Greg Osby Public
Alto saxophonist Greg Osby has been releasing about one album per year since signing to Blue Note in 1990, some of which have been contrived and shaky forays into rap, spirituality and other commercial gimmickry. (If you want a mix of rap and jazz, find a copy of Soweto Kinch's excellent Conversations with the Unseen ; if you want spirituality, look no further than Coltrane or David S. Ware.) Osby, a veteran of the M-Base Collective, is at his best live and without a specific creative agenda, as his MiniDisc-recorded Banned in New York (1998) first suggested, and as the aptly titled Public will reaffirm.
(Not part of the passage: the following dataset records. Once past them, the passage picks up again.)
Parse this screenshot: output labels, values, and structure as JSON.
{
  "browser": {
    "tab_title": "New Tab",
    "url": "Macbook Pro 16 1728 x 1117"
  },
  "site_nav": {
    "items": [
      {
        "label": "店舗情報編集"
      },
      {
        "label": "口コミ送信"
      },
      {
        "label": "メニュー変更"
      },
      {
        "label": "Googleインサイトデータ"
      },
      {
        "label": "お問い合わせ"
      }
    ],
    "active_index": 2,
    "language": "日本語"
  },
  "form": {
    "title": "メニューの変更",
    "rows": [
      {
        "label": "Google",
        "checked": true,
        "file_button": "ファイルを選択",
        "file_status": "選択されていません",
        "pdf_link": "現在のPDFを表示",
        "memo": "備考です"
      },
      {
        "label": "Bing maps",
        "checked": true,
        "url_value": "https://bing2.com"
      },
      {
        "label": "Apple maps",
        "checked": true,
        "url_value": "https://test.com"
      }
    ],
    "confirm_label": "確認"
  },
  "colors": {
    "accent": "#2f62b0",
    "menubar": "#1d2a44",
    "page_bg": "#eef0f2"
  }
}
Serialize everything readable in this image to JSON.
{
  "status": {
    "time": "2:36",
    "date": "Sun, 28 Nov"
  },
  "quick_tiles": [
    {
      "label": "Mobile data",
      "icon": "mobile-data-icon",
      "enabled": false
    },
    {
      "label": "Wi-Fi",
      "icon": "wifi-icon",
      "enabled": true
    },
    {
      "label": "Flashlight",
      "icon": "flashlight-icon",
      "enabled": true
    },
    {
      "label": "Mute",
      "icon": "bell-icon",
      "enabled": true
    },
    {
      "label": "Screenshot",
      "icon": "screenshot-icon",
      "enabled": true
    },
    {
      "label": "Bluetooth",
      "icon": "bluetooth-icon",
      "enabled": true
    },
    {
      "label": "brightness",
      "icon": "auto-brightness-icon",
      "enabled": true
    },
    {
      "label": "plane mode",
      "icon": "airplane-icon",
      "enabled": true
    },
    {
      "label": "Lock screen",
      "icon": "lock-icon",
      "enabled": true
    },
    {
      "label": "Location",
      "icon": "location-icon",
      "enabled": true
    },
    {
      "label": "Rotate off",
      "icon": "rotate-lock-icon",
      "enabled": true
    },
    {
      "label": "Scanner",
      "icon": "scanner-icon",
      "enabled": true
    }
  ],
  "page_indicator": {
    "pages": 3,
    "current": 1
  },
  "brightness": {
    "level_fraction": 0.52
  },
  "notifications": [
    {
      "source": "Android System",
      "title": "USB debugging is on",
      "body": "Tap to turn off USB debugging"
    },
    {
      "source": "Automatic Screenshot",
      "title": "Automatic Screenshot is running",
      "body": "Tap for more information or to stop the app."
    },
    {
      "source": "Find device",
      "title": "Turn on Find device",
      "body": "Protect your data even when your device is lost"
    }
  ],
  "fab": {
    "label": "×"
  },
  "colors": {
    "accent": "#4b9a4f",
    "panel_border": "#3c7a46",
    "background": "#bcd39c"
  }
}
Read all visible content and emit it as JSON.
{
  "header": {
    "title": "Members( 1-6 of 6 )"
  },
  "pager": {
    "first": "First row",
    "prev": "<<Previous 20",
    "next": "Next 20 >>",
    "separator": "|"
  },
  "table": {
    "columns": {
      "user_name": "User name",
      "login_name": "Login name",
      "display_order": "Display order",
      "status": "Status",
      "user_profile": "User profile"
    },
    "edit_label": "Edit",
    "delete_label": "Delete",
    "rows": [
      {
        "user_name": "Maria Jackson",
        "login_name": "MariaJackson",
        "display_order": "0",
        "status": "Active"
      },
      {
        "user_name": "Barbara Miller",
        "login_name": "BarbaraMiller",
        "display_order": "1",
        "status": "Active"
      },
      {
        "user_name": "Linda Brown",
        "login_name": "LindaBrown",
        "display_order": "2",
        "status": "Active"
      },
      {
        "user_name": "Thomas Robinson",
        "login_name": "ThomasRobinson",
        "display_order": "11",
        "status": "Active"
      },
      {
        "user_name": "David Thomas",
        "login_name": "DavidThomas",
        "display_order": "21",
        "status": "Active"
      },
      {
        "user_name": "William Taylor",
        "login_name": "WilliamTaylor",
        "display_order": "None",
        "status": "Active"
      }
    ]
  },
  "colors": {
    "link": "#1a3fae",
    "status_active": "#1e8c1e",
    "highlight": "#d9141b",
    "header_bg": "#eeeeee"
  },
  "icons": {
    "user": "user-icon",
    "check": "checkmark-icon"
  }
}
The head of "Rising Sign," the first song of this set recorded at New York's Jazz Standard in January of this year, could be interpreted as a thematic statement for the entire disc. Touching various points in a constellation of notes, the head seems to sketch a melody cubistically rather than follow it outright, a technique characteristic of Osby's style and one he will employ repeatedly on Public. The sound is punchy, angular. At its summit it toys with dissonance, as if wheezing with relief. Yet it lingers in the ears like the equally punchy head to Hank Mobley's "New World, Old Imports." Osby seems to be saying that he and his bandtrumpeter Nicholas Payton, pianist Megumi Yonezawa, bassist Robert Hurst, drummer Rodney Greenintend over the course of the set to offer challenging music in a manner that won't alienate. And so they do.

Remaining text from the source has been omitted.